I robed and took his call in my room. His image came clear as life over my bed. He looked exhausted and sounded devastated and his face was ghostly pale. “I’m really sorry I’ve been out of touch,” he said. “I wish we could talk in person. It’s been a nightmare here.”

“What’s wrong?‘ I asked.

“Our BM has had all of its Earth contracts severed. I had to fly to McAuliff Valley for a family meeting. I’m there now. God, I’m sorry, you must have thought — ”

“I’m fine,” I said. “I didn’t hear anything on the nets.”

“It’s not public yet. Don’t tell anybody, Casseia. I think we’re being voided because our Lunar branch is starting up major prochine operations in Lagrange. Earth doesn’t like it. The Greater East-West Alliance, actually, but it might as well be the whole Earth.”

GEWA — pronounced Jee-wah, an economic union of Asia , North America , India and Pakistan , the Philippines , and parts of the Malay Archipelago — had been causing problems for a number of BMs, including Majumdar.

“Is it really that bad?”

“We can’t ship any goods to Earth, and we can’t exchange process data with GEWA signatories.”
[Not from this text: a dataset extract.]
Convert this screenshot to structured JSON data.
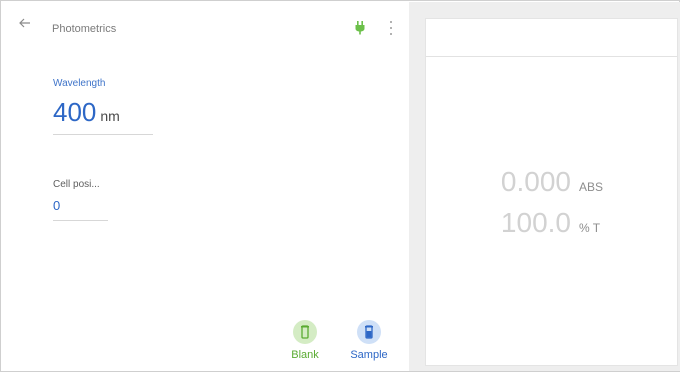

“How does that affect you?” I asked.

“We’re looking at an across-the-board loss for the next five Earth years. My scholarship is down the tubes,” Charles said. “I had hoped to join the Trans-Mars Physics Co-op for my fifth-form studies. If Klein can’t ante up, I can’t pay my share, and I don’t even go to fifth form.”
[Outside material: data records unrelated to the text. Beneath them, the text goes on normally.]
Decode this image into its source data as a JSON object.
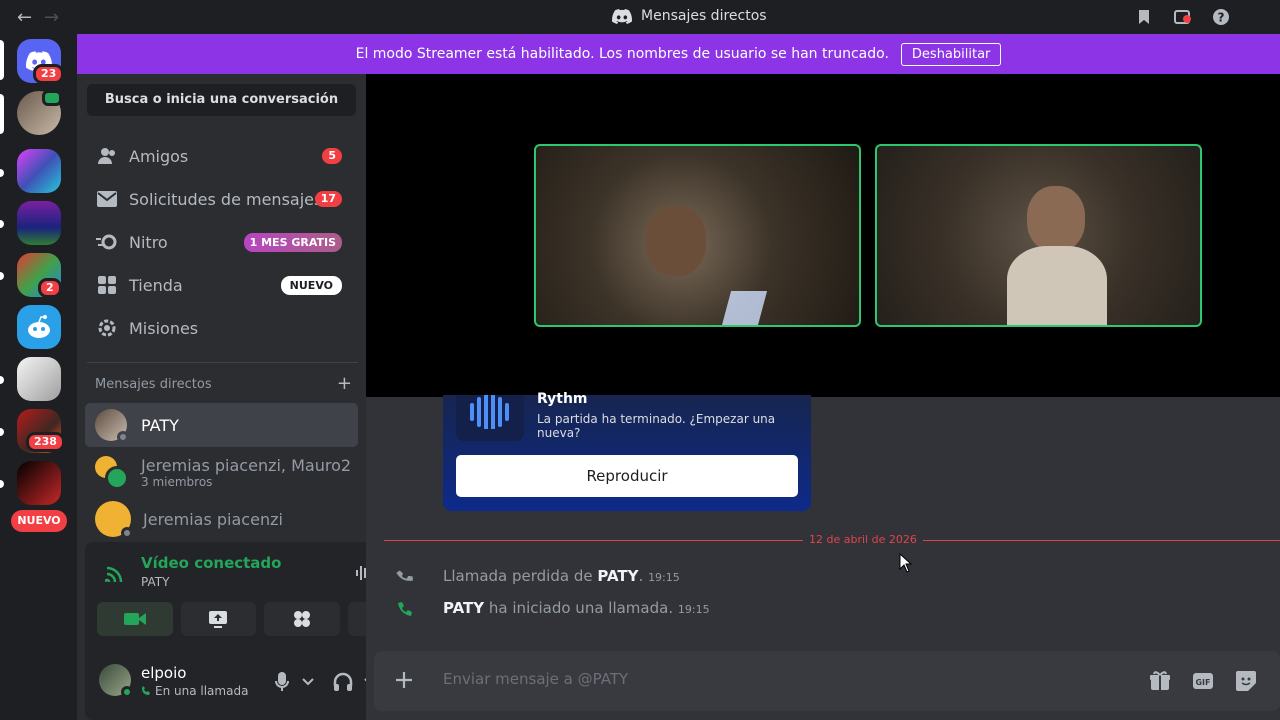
{
  "titlebar": {
    "title": "Mensajes directos",
    "back": "←",
    "forward": "→"
  },
  "rail": {
    "badges": {
      "home": "23",
      "server4": "2",
      "server8": "238"
    },
    "nuevo": "NUEVO"
  },
  "banner": {
    "text": "El modo Streamer está habilitado. Los nombres de usuario se han truncado.",
    "button": "Deshabilitar",
    "color": "#8c34e6"
  },
  "sidebar": {
    "search": "Busca o inicia una conversación",
    "nav": [
      {
        "label": "Amigos",
        "badge": "5",
        "icon": "friends-icon"
      },
      {
        "label": "Solicitudes de mensajes",
        "badge": "17",
        "icon": "mail-icon"
      },
      {
        "label": "Nitro",
        "badge": "1 MES GRATIS",
        "icon": "nitro-icon"
      },
      {
        "label": "Tienda",
        "badge": "NUEVO",
        "icon": "shop-icon"
      },
      {
        "label": "Misiones",
        "icon": "quests-icon"
      }
    ],
    "dm_header": "Mensajes directos",
    "dm_add": "+",
    "dms": [
      {
        "name": "PATY"
      },
      {
        "name": "Jeremias piacenzi, Mauro2",
        "sub": "3 miembros"
      },
      {
        "name": "Jeremias piacenzi"
      }
    ]
  },
  "voice": {
    "title": "Vídeo conectado",
    "channel": "PATY"
  },
  "user": {
    "name": "elpoio",
    "status": "En una llamada"
  },
  "activity": {
    "name": "Rythm",
    "description": "La partida ha terminado. ¿Empezar una nueva?",
    "button": "Reproducir"
  },
  "chat": {
    "date": "12 de abril de 2026",
    "messages": [
      {
        "prefix": "Llamada perdida de ",
        "user": "PATY",
        "suffix": ".",
        "time": "19:15"
      },
      {
        "prefix": "",
        "user": "PATY",
        "suffix": " ha iniciado una llamada.",
        "time": "19:15"
      }
    ],
    "composer_placeholder": "Enviar mensaje a @PATY"
  },
  "colors": {
    "green": "#23a55a",
    "red": "#f23f43",
    "blurple": "#5865f2"
  }
}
“Damn,” I said. “I know how much that means — ”

“It puts everything on hold, Casseia. What you said… about taking time to think things through…” His voice shook and he worked to control it. “Casseia, I can’t possibly go lawbond, I don’t have any prospects for scholarship — ”

“It’s okay,” I said.

“I feel like an idiot. Everything was going so well, maybe, I thought, maybe we can — ”

“Yeah.” I hurt for him.

“I’m sorry.”

“You don’t need to be.”

“I love you so much.”

“Yeah,” I said.

“I want to see you. As soon as I’m free here — we have some family decisions to make, consensus on BM direction, response, and so on — ”

“Serious. I know.”

“I want to get together. At Durrey, when we go back, or at Ylla, wherever. No pressure, just… see you.”

“I want to see you, too.”

He reaffirmed that he loved me, and we mumbled our way through farewells. His image faded and I took a deep breath and got a drink of water.

Charles was in trouble and that took pressure off me, and I felt guilty relief. I knew I had to talk to someone, soon, but my Mother and Father certainly would not do…

I called Diane.

She answered with vid off, then switched it on. She wore a ragged blue robe she had treasured since girlhood. She had caked her hair with Vivid, a mud-colored treatment she was addicted to. It rolled slowly on her scalp. “I know, I know, I’m ugly,” she said. “What’s up?”

I told her about Charles’s situation. I told her he had asked me to lawbond and that we couldn’t now. That I was and had been very confused.

She whistled and dropped onto her cot. “Lightspeed kind of guy, isn’t he?” she asked, narrowing her eyes. Talking remote was never the same as being in the same room, especially for a good heartfelt, but Diane’s manner cut the distance. “You told him to go slow, I hope.”

“I don’t think he can. He sounds so in love.”